Harriet Monroe, ed. (1860–1936). The New Poetry: An Anthology. 1917.
Her DaughterMarsden Hartley
S
Her large round eyes of jet and amber
Lanceting one through from edge to edge
And from side to side with a girl’s ferocity.
Her hair was short, also jet in hue
With blue lustres in it, and her lips were round
And full, and her breasts were round and full,
And they shot through the black wool mesh
Great shafts of jungle fire out at one.
She made no other overture.
Turned so like dusted ivory with the heats and rains
And fogs, and early dews and mists—
Or, as one would say, blanched to a veritable white—
Her mother.
Her mother, shaded by a parasol, walked discreetly
So many paces behind her—so many paces,
Smiling at something, surely not this,
Smiling with a vague enthusiasm;
For she was too old to laugh heartily about lusting flesh.

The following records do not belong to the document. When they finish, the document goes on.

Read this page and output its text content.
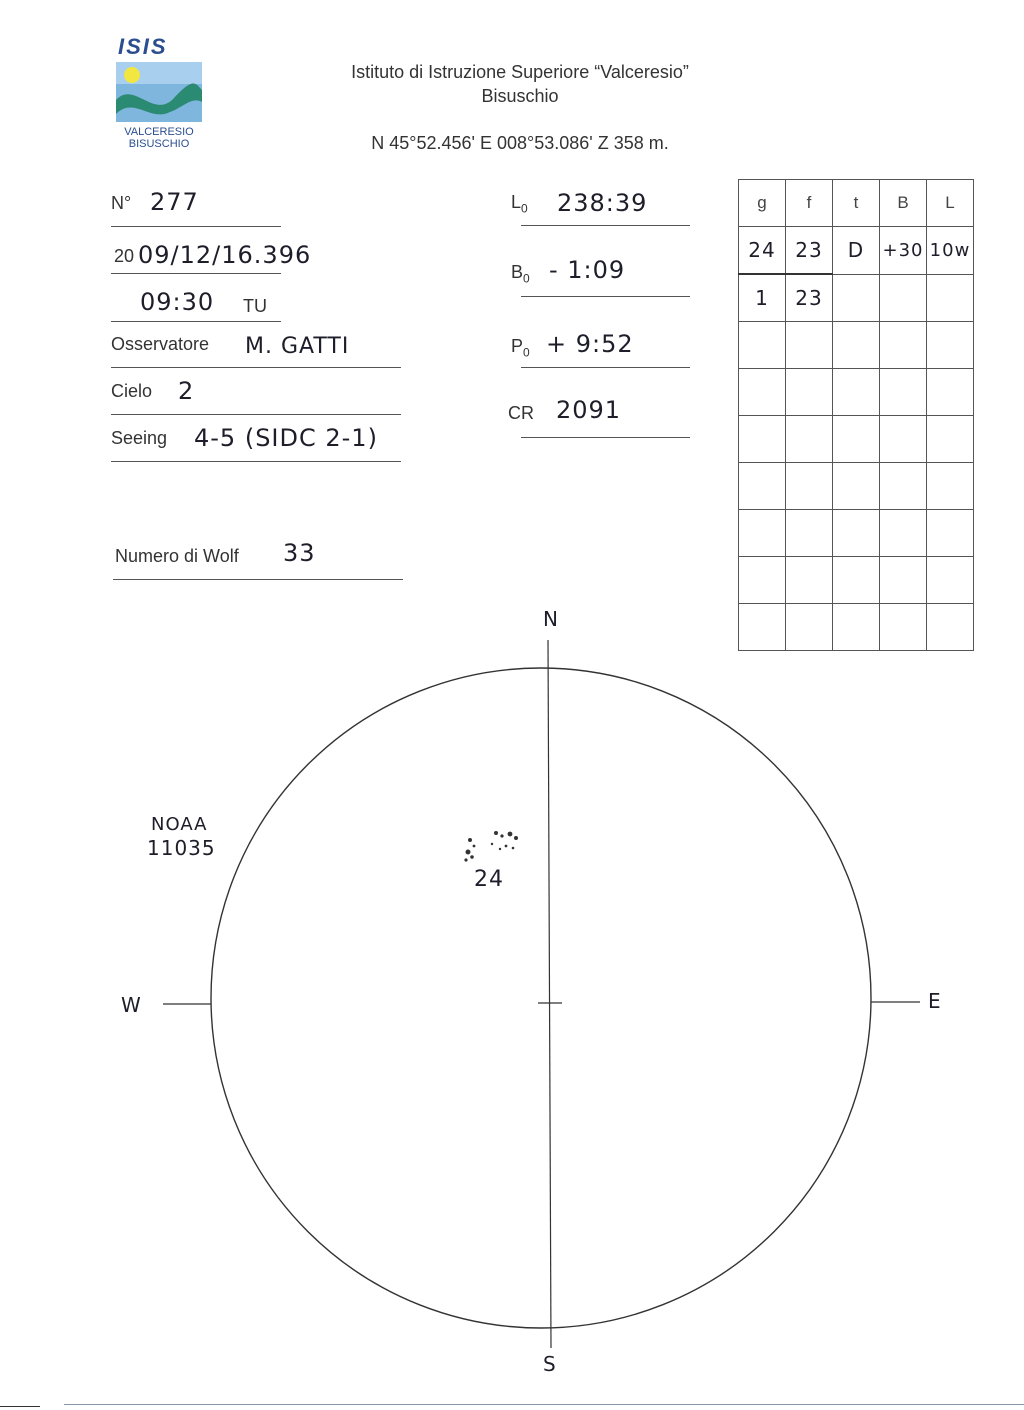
ISIS
VALCERESIO
BISUSCHIO
Istituto di Istruzione Superiore “Valceresio”
Bisuschio
N 45°52.456' E 008°53.086' Z 358 m.
N° 277
20 09/12/16.396
09:30 TU
Osservatore M. GATTI
Cielo 2
Seeing 4-5 (SIDC 2-1)
Numero di Wolf 33
$L_0$ 238:39
$B_0$ - 1:09
$P_0$ + 9:52
CR 2091
g	f	t	B	L
24	23	D	+30	10w
1	23			

N
S
W	E
24
NOAA
11035
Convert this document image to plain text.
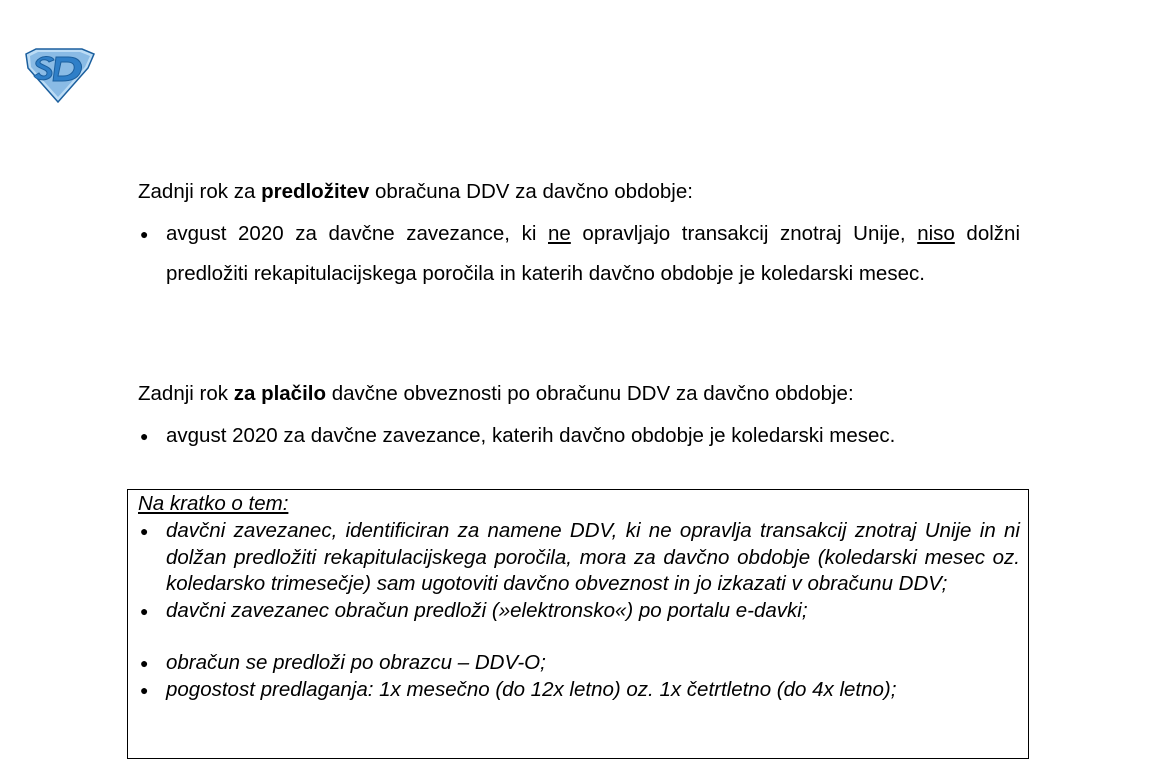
Zadnji rok za predložitev obračuna DDV za davčno obdobje:
● avgust 2020 za davčne zavezance, ki ne opravljajo transakcij znotraj Unije, niso dolžni predložiti rekapitulacijskega poročila in katerih davčno obdobje je koledarski mesec.
Zadnji rok za plačilo davčne obveznosti po obračunu DDV za davčno obdobje:
● avgust 2020 za davčne zavezance, katerih davčno obdobje je koledarski mesec.
Na kratko o tem:
● davčni zavezanec, identificiran za namene DDV, ki ne opravlja transakcij znotraj Unije in ni dolžan predložiti rekapitulacijskega poročila, mora za davčno obdobje (koledarski mesec oz. koledarsko trimesečje) sam ugotoviti davčno obveznost in jo izkazati v obračunu DDV;
● davčni zavezanec obračun predloži (»elektronsko«) po portalu e-davki;
● obračun se predloži po obrazcu – DDV-O;
● pogostost predlaganja: 1x mesečno (do 12x letno) oz. 1x četrtletno (do 4x letno);
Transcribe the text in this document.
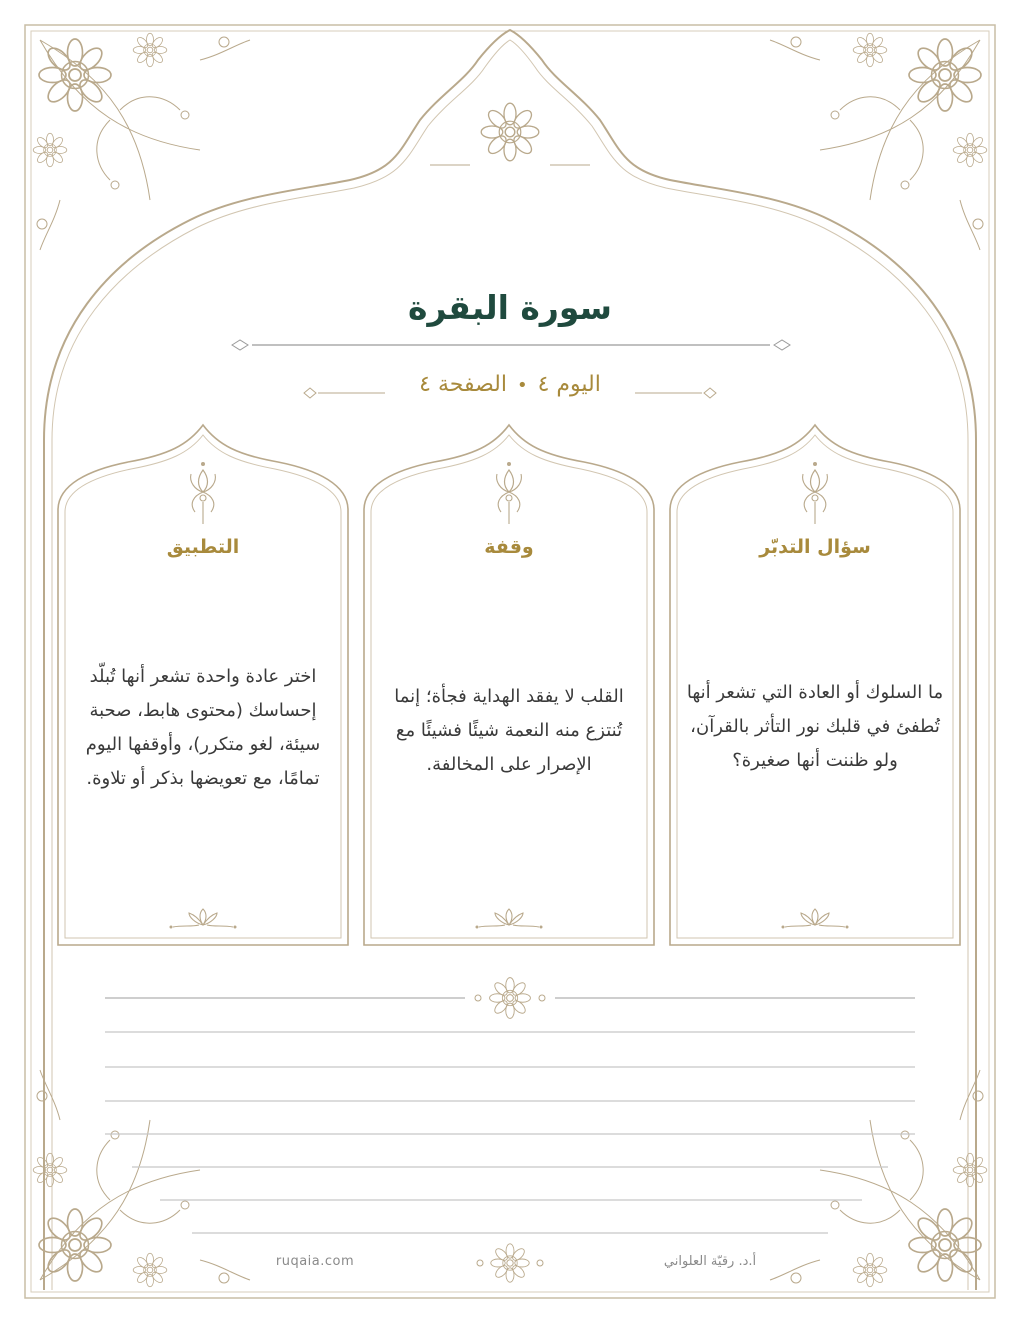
سورة البقرة
اليوم ٤•الصفحة ٤
سؤال التدبّر
ما السلوك أو العادة التي تشعر أنها تُطفئ في قلبك نور التأثر بالقرآن، ولو ظننت أنها صغيرة؟
وقفة
القلب لا يفقد الهداية فجأة؛ إنما تُنتزع منه النعمة شيئًا فشيئًا مع الإصرار على المخالفة.
التطبيق
اختر عادة واحدة تشعر أنها تُبلّد إحساسك (محتوى هابط، صحبة سيئة، لغو متكرر)، وأوقفها اليوم تمامًا، مع تعويضها بذكر أو تلاوة.
أ.د. رقيّة العلواني
ruqaia.com
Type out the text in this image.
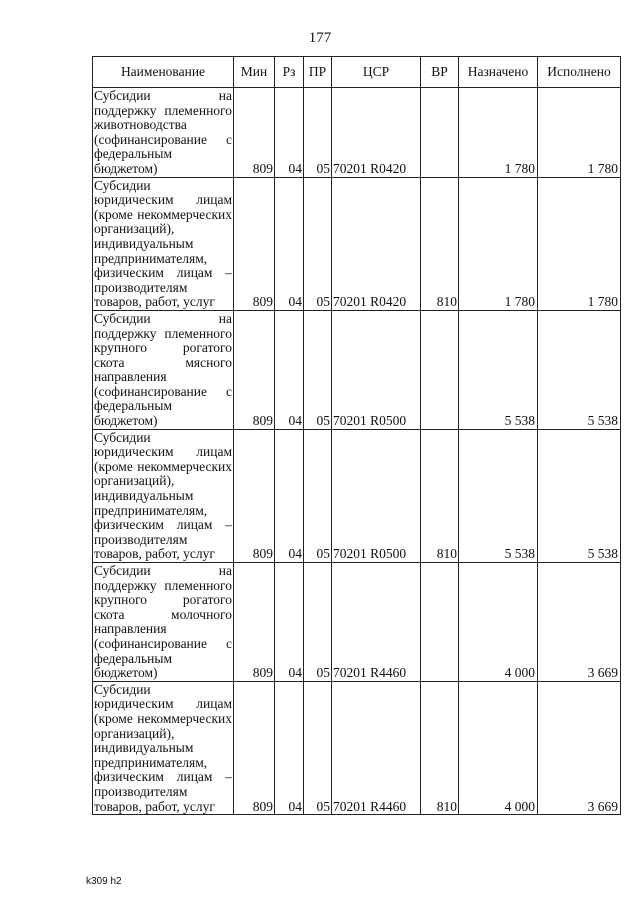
177
Наименование	Мин	Рз	ПР	ЦСР	ВР	Назначено	Исполнено
Субсидии на поддержку племенного животноводства (софинансирование с федеральным бюджетом)	809	04	05	70201 R0420		1 780	1 780
Субсидии юридическим лицам (кроме некоммерческих организаций), индивидуальным предпринимателям, физическим лицам – производителям товаров, работ, услуг	809	04	05	70201 R0420	810	1 780	1 780
Субсидии на поддержку племенного крупного рогатого скота мясного направления (софинансирование с федеральным бюджетом)	809	04	05	70201 R0500		5 538	5 538
Субсидии юридическим лицам (кроме некоммерческих организаций), индивидуальным предпринимателям, физическим лицам – производителям товаров, работ, услуг	809	04	05	70201 R0500	810	5 538	5 538
Субсидии на поддержку племенного крупного рогатого скота молочного направления (софинансирование с федеральным бюджетом)	809	04	05	70201 R4460		4 000	3 669
Субсидии юридическим лицам (кроме некоммерческих организаций), индивидуальным предпринимателям, физическим лицам – производителям товаров, работ, услуг	809	04	05	70201 R4460	810	4 000	3 669
k309 h2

She had no breasts now, and her eyes were rimmed
With gold, and there was no light and no heat in them,
Or any tendency to casual fervors.
Her very large round eyes of jet and amber
Lanceting through one from chest to spine
And from scalp to heel with a girl’s ferocity.
She had her lusty appointment with the sea.
Her suit of black wool showed all of that—
Her lips were not colored,
And her hands were pale—the mother had no breasts.
This was certainly a fair exchange for the sea.